盛霓看了一眼那空杯,行過禮,低頭往外走,轉身的瞬間忍不住黠慧一笑。

出了大門,盛霓一眼便在禮部眾官員中瞧見了鶴立雞群的徐晏,四目相對,一觸即走,卻是彼此心下了然。

徐晏默不作聲地後撤,見的確無人留意,轉身便走,繞到後面,早有一個小廝在廊下候著。

徐晏上來便問:“公主要的東西都準備好了嗎?”

小廝提了提手裏的一個布兜,“喏,全是麥子。冬日食物少,鳥兒都餓壞了,小的捕了不少,足夠用了。”

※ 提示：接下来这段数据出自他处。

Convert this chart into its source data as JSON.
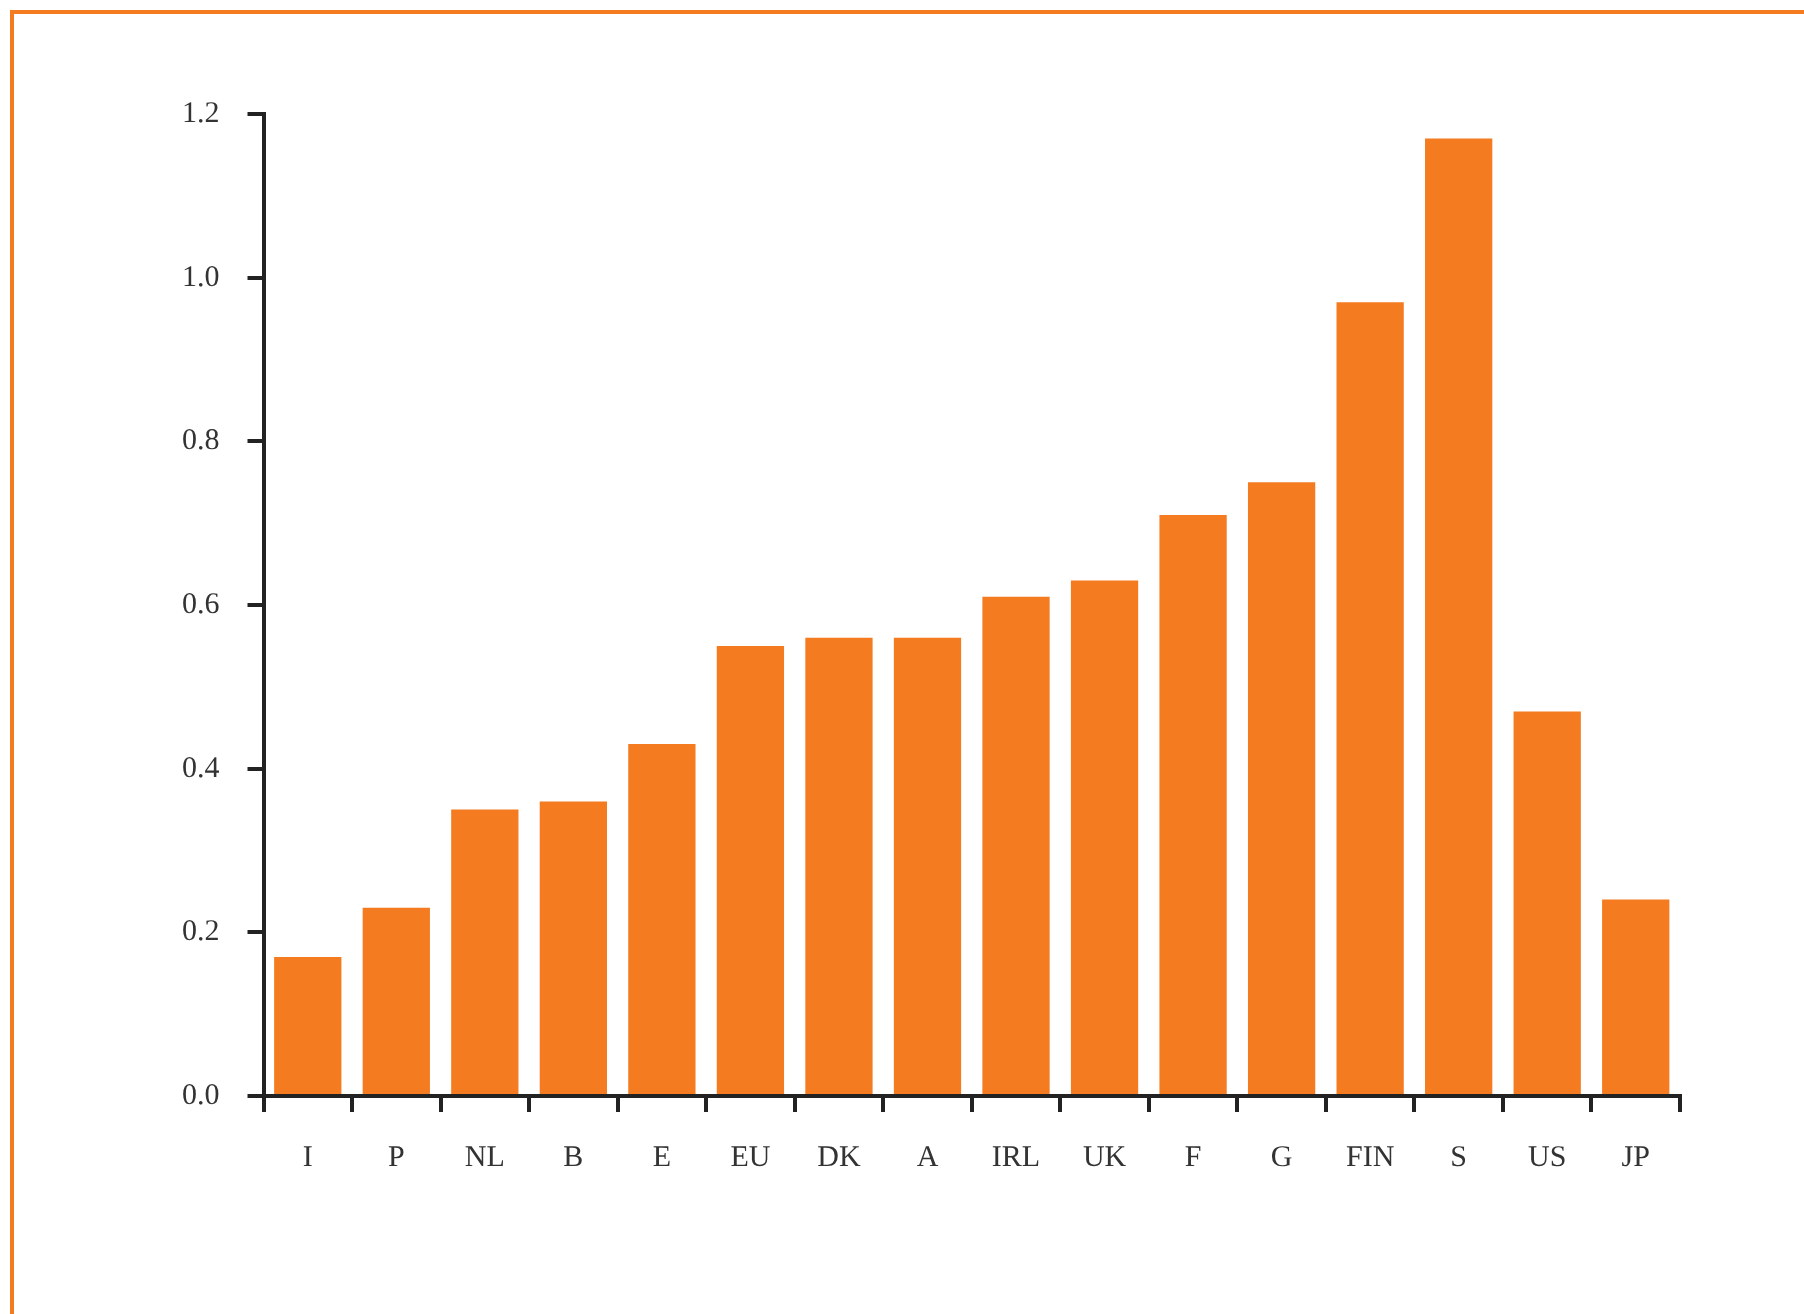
{
  "chart_data": {
    "type": "bar",
    "categories": [
      "I",
      "P",
      "NL",
      "B",
      "E",
      "EU",
      "DK",
      "A",
      "IRL",
      "UK",
      "F",
      "G",
      "FIN",
      "S",
      "US",
      "JP"
    ],
    "values": [
      0.17,
      0.23,
      0.35,
      0.36,
      0.43,
      0.55,
      0.56,
      0.56,
      0.61,
      0.63,
      0.71,
      0.75,
      0.97,
      1.17,
      0.47,
      0.24
    ],
    "color": "#f47b20",
    "ylim": [
      0,
      1.2
    ],
    "yticks": [
      {
        "value": 0,
        "label": "0.0"
      },
      {
        "value": 0.2,
        "label": "0.2"
      },
      {
        "value": 0.4,
        "label": "0.4"
      },
      {
        "value": 0.6,
        "label": "0.6"
      },
      {
        "value": 0.8,
        "label": "0.8"
      },
      {
        "value": 1.0,
        "label": "1.0"
      },
      {
        "value": 1.2,
        "label": "1.2"
      }
    ],
    "grid": false,
    "legend": false
  }
}
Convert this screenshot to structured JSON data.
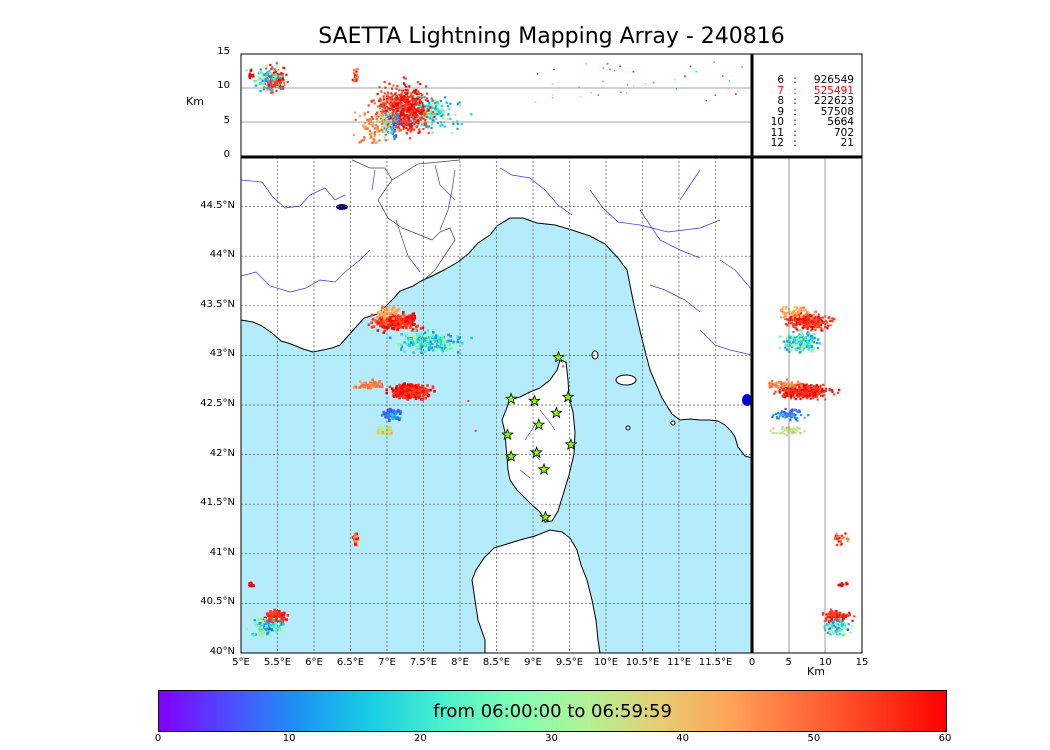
{
  "title": "SAETTA Lightning Mapping Array - 240816",
  "colorbar": {
    "caption": "from 06:00:00 to 06:59:59",
    "ticks": [
      "0",
      "10",
      "20",
      "30",
      "40",
      "50",
      "60"
    ],
    "range": [
      0,
      60
    ]
  },
  "axes": {
    "map_lon_ticks": [
      "5°E",
      "5.5°E",
      "6°E",
      "6.5°E",
      "7°E",
      "7.5°E",
      "8°E",
      "8.5°E",
      "9°E",
      "9.5°E",
      "10°E",
      "10.5°E",
      "11°E",
      "11.5°E"
    ],
    "map_lat_ticks": [
      "40°N",
      "40.5°N",
      "41°N",
      "41.5°N",
      "42°N",
      "42.5°N",
      "43°N",
      "43.5°N",
      "44°N",
      "44.5°N"
    ],
    "altitude_ticks": [
      "0",
      "5",
      "10",
      "15"
    ],
    "altitude_unit": "Km",
    "lon_range": [
      5,
      12
    ],
    "lat_range": [
      40,
      45
    ],
    "alt_range": [
      0,
      15
    ]
  },
  "counts": [
    {
      "level": "6",
      "count": "926549",
      "highlight": false
    },
    {
      "level": "7",
      "count": "525491",
      "highlight": true
    },
    {
      "level": "8",
      "count": "222623",
      "highlight": false
    },
    {
      "level": "9",
      "count": "57508",
      "highlight": false
    },
    {
      "level": "10",
      "count": "5664",
      "highlight": false
    },
    {
      "level": "11",
      "count": "702",
      "highlight": false
    },
    {
      "level": "12",
      "count": "21",
      "highlight": false
    }
  ],
  "stations": [
    [
      9.35,
      42.98
    ],
    [
      8.7,
      42.56
    ],
    [
      9.02,
      42.54
    ],
    [
      9.48,
      42.58
    ],
    [
      9.32,
      42.42
    ],
    [
      9.08,
      42.3
    ],
    [
      8.65,
      42.2
    ],
    [
      9.05,
      42.02
    ],
    [
      8.7,
      41.98
    ],
    [
      9.15,
      41.85
    ],
    [
      9.52,
      42.1
    ],
    [
      9.17,
      41.37
    ]
  ],
  "colors": {
    "sea": "#b4ecfc",
    "land": "#ffffff",
    "coast": "#000000",
    "rivers": "#3333ff",
    "grid": "#555555",
    "station": "#8aff00",
    "highlight": "#ff0000"
  }
}
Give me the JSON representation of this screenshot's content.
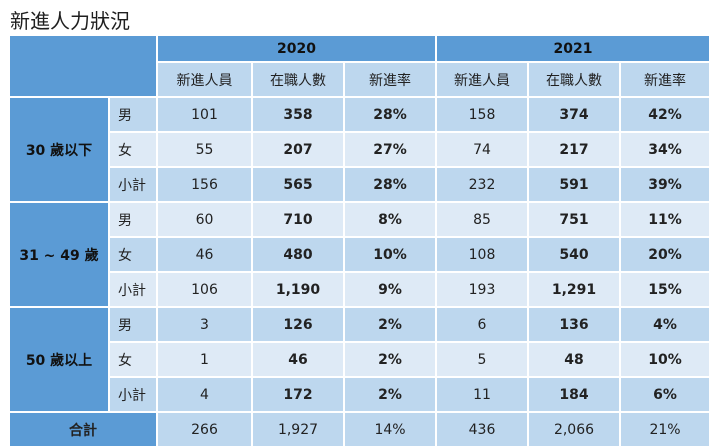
{
  "title": "新進人力狀況",
  "years": [
    "2020",
    "2021"
  ],
  "columns": [
    "新進人員",
    "在職人數",
    "新進率"
  ],
  "groups": [
    {
      "label": "30 歲以下",
      "rows": [
        {
          "sub": "男",
          "v": [
            "101",
            "358",
            "28%",
            "158",
            "374",
            "42%"
          ]
        },
        {
          "sub": "女",
          "v": [
            "55",
            "207",
            "27%",
            "74",
            "217",
            "34%"
          ]
        },
        {
          "sub": "小計",
          "v": [
            "156",
            "565",
            "28%",
            "232",
            "591",
            "39%"
          ]
        }
      ]
    },
    {
      "label": "31 ~ 49 歲",
      "rows": [
        {
          "sub": "男",
          "v": [
            "60",
            "710",
            "8%",
            "85",
            "751",
            "11%"
          ]
        },
        {
          "sub": "女",
          "v": [
            "46",
            "480",
            "10%",
            "108",
            "540",
            "20%"
          ]
        },
        {
          "sub": "小計",
          "v": [
            "106",
            "1,190",
            "9%",
            "193",
            "1,291",
            "15%"
          ]
        }
      ]
    },
    {
      "label": "50 歲以上",
      "rows": [
        {
          "sub": "男",
          "v": [
            "3",
            "126",
            "2%",
            "6",
            "136",
            "4%"
          ]
        },
        {
          "sub": "女",
          "v": [
            "1",
            "46",
            "2%",
            "5",
            "48",
            "10%"
          ]
        },
        {
          "sub": "小計",
          "v": [
            "4",
            "172",
            "2%",
            "11",
            "184",
            "6%"
          ]
        }
      ]
    }
  ],
  "total": {
    "label": "合計",
    "v": [
      "266",
      "1,927",
      "14%",
      "436",
      "2,066",
      "21%"
    ]
  }
}
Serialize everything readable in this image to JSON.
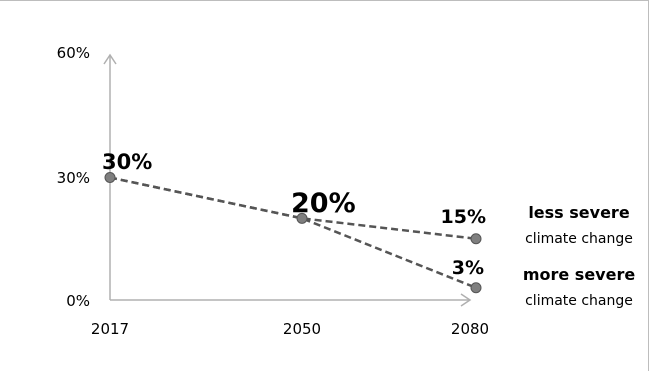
{
  "chart_data": {
    "type": "line",
    "x": [
      "2017",
      "2050",
      "2080"
    ],
    "ylim": [
      0,
      60
    ],
    "y_ticks": [
      "0%",
      "30%",
      "60%"
    ],
    "grid": false,
    "series": [
      {
        "name": "less severe climate change",
        "x": [
          "2017",
          "2050",
          "2080"
        ],
        "values": [
          30,
          20,
          15
        ],
        "labels": [
          "30%",
          "20%",
          "15%"
        ]
      },
      {
        "name": "more severe climate change",
        "x": [
          "2017",
          "2050",
          "2080"
        ],
        "values": [
          30,
          20,
          3
        ],
        "labels": [
          "30%",
          "20%",
          "3%"
        ]
      }
    ],
    "annotations": [
      {
        "title": "less severe",
        "subtitle": "climate change"
      },
      {
        "title": "more severe",
        "subtitle": "climate change"
      }
    ]
  }
}
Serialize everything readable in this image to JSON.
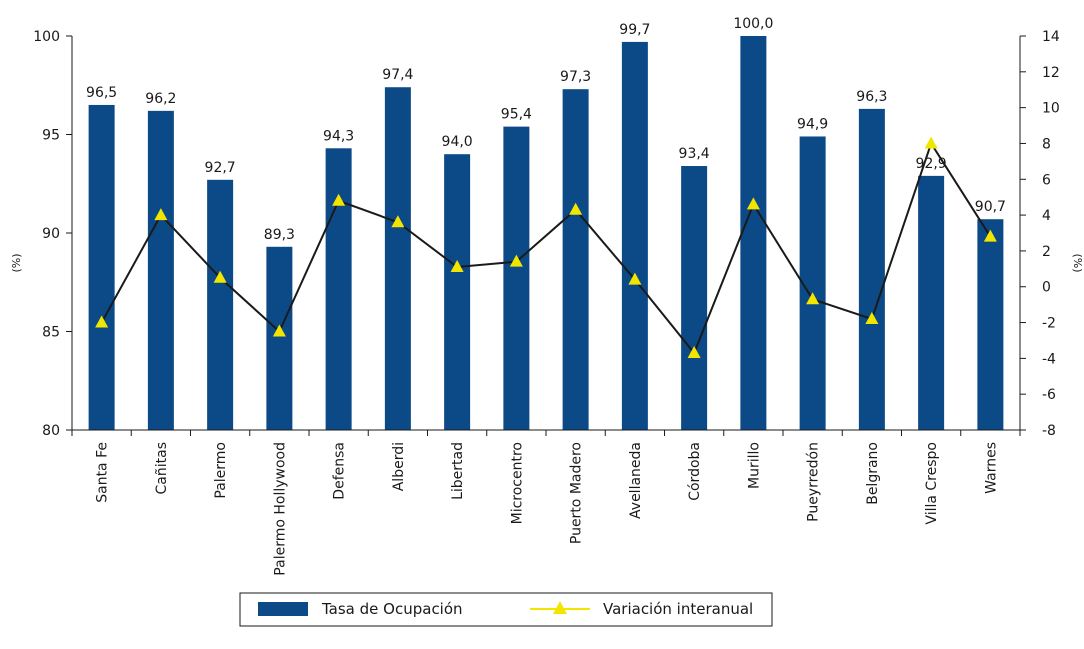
{
  "chart_data": {
    "type": "bar",
    "categories": [
      "Santa Fe",
      "Cañitas",
      "Palermo",
      "Palermo Hollywood",
      "Defensa",
      "Alberdi",
      "Libertad",
      "Microcentro",
      "Puerto Madero",
      "Avellaneda",
      "Córdoba",
      "Murillo",
      "Pueyrredón",
      "Belgrano",
      "Villa Crespo",
      "Warnes"
    ],
    "series": [
      {
        "name": "Tasa de Ocupación",
        "type": "bar",
        "axis": "left",
        "color": "#0c4a87",
        "values": [
          96.5,
          96.2,
          92.7,
          89.3,
          94.3,
          97.4,
          94.0,
          95.4,
          97.3,
          99.7,
          93.4,
          100.0,
          94.9,
          96.3,
          92.9,
          90.7
        ],
        "labels": [
          "96,5",
          "96,2",
          "92,7",
          "89,3",
          "94,3",
          "97,4",
          "94,0",
          "95,4",
          "97,3",
          "99,7",
          "93,4",
          "100,0",
          "94,9",
          "96,3",
          "92,9",
          "90,7"
        ]
      },
      {
        "name": "Variación interanual",
        "type": "line",
        "axis": "right",
        "color": "#1a1a1a",
        "marker_color": "#f2e600",
        "values": [
          -2.0,
          4.0,
          0.5,
          -2.5,
          4.8,
          3.6,
          1.1,
          1.4,
          4.3,
          0.4,
          -3.7,
          4.6,
          -0.7,
          -1.8,
          8.0,
          2.8
        ]
      }
    ],
    "y_left": {
      "label": "(%)",
      "ylim": [
        80,
        100
      ],
      "ticks": [
        "80",
        "85",
        "90",
        "95",
        "100"
      ]
    },
    "y_right": {
      "label": "(%)",
      "ylim": [
        -8,
        14
      ],
      "ticks": [
        "-8",
        "-6",
        "-4",
        "-2",
        "0",
        "2",
        "4",
        "6",
        "8",
        "10",
        "12",
        "14"
      ]
    },
    "legend": {
      "placement": "bottom-center",
      "entries": [
        "Tasa de Ocupación",
        "Variación interanual"
      ]
    },
    "grid": false
  }
}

時辰將近,景選這廂也不得閑,避開旁人,去抱廈見了一個女官。

“本王只問一件,今日給嘉琬穿的大衫可無誤?”

女官答:“無誤,浸過了石脂,又香薰三日三夜掩住了氣味。”

“好,下去吧。”

今日天陰,如有天助,到時即便不下雨,叫齊綱命人讓藏在塔中的弓箭手射響箭上天,便可偽造驚雷,再叫這個女官暗中點燃盛霓的金線翠羽大衫……

景選尚未盤算完整。忽覺一陣胸悶,緊接著,臉上不知怎的突然劇痛起來,想喚人來,可臉上疼得根本無法開口,唇齒中溢出的只有一聲聲的痛吟。

齊綱久等謹王不見,四處尋找,瞧見一個男子從抱廈出來,初時未曾留意,可再看時,發現此人竟穿著謹王的衣飾,面目卻從未見過。

竟敢冒充謹王殿下?齊綱猛地一驚,立時抽刀出鞘,厲聲爆喝:“來人哪!抓刺客!”